All of these must be taken and three of these subjects will be taught at higher level.

As part of the course you will also have to do:

  • an extended essay (a 4000 word essay on a subject of your choice)
  • Theory of Knowledge Course (TOK) – the study of knowledge, analysing evidence and arguing a point
  • CAS Programme (Creativity, Action, Service, Programme) to include sports and / or art and / or community work.

IB Versus A Levels

You really need to consider whether you are a specialist or an all-rounder.  If you have a leaning for the arts, for example, and know that you can do well at 3 or 4 specific subjects, you may be better off doing traditional ‘A’ levels.  Especially if you have already decided what you want to do at university.  Some sixth forms can offer you the chance to do an EPQ (Extended Project Qualification) alongside your ‘A’ levels, which gives you the opportunity to write an essay on a subject of your choice in return for extra UCAS points.  With the IB all 6 groups of subjects have to be completed, so weaker subjects can drag down the overall grade.

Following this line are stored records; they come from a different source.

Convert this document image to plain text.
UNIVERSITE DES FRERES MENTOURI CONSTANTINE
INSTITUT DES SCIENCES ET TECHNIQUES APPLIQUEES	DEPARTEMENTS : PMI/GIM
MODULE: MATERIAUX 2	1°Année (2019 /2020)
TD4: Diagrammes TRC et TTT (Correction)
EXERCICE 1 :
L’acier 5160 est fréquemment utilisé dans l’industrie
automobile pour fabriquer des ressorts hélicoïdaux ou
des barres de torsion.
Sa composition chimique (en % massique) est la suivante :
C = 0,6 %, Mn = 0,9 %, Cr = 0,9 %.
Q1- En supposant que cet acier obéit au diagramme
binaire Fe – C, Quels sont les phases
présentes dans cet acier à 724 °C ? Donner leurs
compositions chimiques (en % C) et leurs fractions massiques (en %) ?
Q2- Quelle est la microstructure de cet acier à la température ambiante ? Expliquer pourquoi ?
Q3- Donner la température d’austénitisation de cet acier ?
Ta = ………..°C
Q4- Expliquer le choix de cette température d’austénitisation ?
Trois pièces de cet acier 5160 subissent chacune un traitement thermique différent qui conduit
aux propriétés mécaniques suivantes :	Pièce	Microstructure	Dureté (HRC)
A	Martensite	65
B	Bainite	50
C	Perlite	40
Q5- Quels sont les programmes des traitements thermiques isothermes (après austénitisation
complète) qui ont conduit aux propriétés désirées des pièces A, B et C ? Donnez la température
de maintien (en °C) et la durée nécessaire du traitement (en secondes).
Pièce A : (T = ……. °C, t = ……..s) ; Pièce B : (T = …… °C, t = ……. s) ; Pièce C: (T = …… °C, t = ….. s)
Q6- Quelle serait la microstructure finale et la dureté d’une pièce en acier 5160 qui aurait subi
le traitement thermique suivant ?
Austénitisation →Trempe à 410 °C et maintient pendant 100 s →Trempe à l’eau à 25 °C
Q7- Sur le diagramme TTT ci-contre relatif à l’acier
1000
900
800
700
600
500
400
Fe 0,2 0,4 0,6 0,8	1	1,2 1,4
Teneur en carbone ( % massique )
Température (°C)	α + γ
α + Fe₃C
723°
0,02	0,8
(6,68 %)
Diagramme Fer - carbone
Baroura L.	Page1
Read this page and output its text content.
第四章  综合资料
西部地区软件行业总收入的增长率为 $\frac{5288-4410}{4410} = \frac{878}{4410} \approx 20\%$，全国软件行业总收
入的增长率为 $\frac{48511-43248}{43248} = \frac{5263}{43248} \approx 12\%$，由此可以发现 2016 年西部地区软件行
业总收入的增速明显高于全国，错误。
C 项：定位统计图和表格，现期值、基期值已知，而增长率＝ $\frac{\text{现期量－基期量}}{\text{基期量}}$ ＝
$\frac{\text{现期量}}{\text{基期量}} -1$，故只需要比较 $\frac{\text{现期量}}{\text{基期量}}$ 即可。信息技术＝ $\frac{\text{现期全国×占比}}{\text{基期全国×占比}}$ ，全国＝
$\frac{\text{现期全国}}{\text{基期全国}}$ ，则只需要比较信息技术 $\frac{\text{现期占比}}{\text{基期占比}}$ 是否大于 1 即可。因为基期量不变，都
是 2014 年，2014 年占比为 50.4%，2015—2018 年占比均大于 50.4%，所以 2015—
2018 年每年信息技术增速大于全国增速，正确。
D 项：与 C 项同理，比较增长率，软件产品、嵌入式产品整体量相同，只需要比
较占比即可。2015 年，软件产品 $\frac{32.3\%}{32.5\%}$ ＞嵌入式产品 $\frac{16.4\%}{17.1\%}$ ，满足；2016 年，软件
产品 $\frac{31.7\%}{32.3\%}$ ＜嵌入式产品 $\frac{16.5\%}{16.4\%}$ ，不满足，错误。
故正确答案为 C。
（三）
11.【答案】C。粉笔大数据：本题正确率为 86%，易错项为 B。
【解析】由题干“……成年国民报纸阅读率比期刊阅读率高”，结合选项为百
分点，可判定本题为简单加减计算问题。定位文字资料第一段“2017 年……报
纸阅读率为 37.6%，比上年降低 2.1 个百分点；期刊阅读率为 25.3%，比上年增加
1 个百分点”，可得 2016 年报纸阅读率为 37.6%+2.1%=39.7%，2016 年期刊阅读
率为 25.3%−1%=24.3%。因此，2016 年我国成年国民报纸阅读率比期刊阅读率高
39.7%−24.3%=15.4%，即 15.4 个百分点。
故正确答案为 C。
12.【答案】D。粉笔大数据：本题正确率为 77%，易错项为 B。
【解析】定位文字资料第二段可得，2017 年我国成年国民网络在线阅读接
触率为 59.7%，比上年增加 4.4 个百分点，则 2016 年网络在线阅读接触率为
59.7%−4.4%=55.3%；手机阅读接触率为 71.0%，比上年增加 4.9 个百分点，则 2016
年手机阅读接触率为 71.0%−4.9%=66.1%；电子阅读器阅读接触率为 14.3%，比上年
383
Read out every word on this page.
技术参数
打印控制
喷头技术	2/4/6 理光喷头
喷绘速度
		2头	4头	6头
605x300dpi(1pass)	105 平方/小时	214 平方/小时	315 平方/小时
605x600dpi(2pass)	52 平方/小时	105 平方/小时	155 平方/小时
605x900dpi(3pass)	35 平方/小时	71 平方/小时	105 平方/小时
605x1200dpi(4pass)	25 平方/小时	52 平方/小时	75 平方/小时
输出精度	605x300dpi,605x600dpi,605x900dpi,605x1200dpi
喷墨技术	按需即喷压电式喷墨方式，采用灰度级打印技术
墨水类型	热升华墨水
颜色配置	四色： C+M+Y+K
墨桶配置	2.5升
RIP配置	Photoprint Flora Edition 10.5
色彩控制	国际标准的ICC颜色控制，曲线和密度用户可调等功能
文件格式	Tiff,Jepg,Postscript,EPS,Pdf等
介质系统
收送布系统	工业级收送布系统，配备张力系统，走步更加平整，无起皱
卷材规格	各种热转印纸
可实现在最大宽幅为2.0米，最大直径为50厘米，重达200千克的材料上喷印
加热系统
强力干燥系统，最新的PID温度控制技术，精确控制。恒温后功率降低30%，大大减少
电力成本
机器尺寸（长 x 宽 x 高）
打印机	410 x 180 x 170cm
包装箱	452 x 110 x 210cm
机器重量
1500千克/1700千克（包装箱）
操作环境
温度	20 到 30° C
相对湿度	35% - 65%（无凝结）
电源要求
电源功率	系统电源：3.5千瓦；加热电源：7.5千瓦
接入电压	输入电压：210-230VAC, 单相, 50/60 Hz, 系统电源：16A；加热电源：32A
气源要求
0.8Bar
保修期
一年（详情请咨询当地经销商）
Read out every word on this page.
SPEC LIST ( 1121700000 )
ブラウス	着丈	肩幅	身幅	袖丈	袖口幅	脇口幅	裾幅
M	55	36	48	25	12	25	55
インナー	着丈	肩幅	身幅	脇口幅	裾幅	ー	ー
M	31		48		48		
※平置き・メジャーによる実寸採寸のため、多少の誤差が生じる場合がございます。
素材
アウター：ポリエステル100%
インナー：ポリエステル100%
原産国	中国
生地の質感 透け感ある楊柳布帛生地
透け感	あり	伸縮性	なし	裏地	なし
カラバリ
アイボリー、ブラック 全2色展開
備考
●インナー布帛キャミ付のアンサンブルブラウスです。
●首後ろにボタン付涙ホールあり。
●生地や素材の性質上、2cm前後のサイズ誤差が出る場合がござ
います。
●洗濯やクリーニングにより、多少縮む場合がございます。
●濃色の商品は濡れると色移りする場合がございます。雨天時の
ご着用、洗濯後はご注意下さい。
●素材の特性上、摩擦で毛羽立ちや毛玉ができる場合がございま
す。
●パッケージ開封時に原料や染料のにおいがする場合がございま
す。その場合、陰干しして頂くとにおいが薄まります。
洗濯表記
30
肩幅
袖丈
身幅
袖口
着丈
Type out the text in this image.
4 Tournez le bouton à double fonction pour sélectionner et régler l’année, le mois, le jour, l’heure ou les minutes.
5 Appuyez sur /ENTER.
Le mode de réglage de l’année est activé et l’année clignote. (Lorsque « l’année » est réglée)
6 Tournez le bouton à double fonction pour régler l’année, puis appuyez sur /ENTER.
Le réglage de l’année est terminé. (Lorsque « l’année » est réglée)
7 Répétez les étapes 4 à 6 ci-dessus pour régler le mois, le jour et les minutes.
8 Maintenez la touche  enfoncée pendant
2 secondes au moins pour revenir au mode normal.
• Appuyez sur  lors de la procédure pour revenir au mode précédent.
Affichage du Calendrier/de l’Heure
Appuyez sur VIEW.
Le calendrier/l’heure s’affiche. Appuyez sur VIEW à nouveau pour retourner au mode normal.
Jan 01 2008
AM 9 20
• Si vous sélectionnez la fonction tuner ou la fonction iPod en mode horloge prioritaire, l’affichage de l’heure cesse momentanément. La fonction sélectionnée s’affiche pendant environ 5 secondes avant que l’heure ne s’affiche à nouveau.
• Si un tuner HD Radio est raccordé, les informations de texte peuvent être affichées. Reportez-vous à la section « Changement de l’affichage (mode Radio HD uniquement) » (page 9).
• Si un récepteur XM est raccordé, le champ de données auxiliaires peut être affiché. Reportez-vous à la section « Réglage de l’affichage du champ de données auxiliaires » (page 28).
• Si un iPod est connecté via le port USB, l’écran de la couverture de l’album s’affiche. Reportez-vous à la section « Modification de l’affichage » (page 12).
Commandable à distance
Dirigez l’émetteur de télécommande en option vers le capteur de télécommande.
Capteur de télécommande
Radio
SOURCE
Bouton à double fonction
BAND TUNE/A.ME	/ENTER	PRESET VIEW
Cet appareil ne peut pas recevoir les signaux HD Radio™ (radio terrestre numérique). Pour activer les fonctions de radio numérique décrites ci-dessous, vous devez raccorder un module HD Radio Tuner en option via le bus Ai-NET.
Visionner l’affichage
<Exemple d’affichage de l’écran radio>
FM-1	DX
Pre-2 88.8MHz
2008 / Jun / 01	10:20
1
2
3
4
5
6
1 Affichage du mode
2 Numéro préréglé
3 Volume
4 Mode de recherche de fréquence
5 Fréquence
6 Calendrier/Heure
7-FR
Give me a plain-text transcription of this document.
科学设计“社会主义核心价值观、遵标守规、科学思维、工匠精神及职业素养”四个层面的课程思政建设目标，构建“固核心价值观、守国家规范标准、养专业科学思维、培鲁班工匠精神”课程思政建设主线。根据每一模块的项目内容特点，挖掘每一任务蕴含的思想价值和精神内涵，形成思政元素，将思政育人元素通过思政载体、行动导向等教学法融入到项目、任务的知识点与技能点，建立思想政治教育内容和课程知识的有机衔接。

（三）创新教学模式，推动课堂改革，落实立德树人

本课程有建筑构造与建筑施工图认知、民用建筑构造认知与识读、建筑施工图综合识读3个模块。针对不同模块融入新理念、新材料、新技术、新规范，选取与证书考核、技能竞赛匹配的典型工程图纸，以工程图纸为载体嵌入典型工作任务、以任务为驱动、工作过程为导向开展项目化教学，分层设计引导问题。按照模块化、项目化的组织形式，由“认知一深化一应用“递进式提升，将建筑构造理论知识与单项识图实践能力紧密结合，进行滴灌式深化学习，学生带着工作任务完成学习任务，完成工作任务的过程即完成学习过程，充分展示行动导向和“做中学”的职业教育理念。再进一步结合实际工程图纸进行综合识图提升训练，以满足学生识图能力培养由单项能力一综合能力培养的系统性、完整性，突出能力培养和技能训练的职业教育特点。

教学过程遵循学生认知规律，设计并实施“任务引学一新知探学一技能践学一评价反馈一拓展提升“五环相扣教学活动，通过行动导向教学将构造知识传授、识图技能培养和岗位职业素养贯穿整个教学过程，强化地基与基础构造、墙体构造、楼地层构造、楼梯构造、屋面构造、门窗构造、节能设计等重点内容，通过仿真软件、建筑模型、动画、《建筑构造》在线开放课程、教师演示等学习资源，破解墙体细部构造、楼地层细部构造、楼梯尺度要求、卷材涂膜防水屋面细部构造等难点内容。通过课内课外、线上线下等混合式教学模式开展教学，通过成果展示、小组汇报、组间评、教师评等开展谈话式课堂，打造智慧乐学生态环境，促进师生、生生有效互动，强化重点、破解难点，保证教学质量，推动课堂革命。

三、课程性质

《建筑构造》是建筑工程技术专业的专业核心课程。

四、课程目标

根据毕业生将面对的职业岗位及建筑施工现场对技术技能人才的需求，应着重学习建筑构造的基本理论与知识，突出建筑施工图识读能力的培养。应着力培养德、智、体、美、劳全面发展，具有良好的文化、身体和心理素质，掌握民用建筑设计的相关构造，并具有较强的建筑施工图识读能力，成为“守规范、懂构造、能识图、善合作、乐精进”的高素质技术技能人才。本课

If you haven’t decided where your strengths lie and are a good all-rounder the IB will give you a much broader subject base than ‘A’ levels and will keep your options for University courses wide open. It is said that the IB prepares students better for university as it has more emphasis on personal research and individual creativity.  It develops analytical skills and gives students a broad knowledge of their community and the world in general.  The IB and ‘A’ Levels appear to be equally well respected by universities but the IB could possibly have the edge if you are planning to study or work overseas.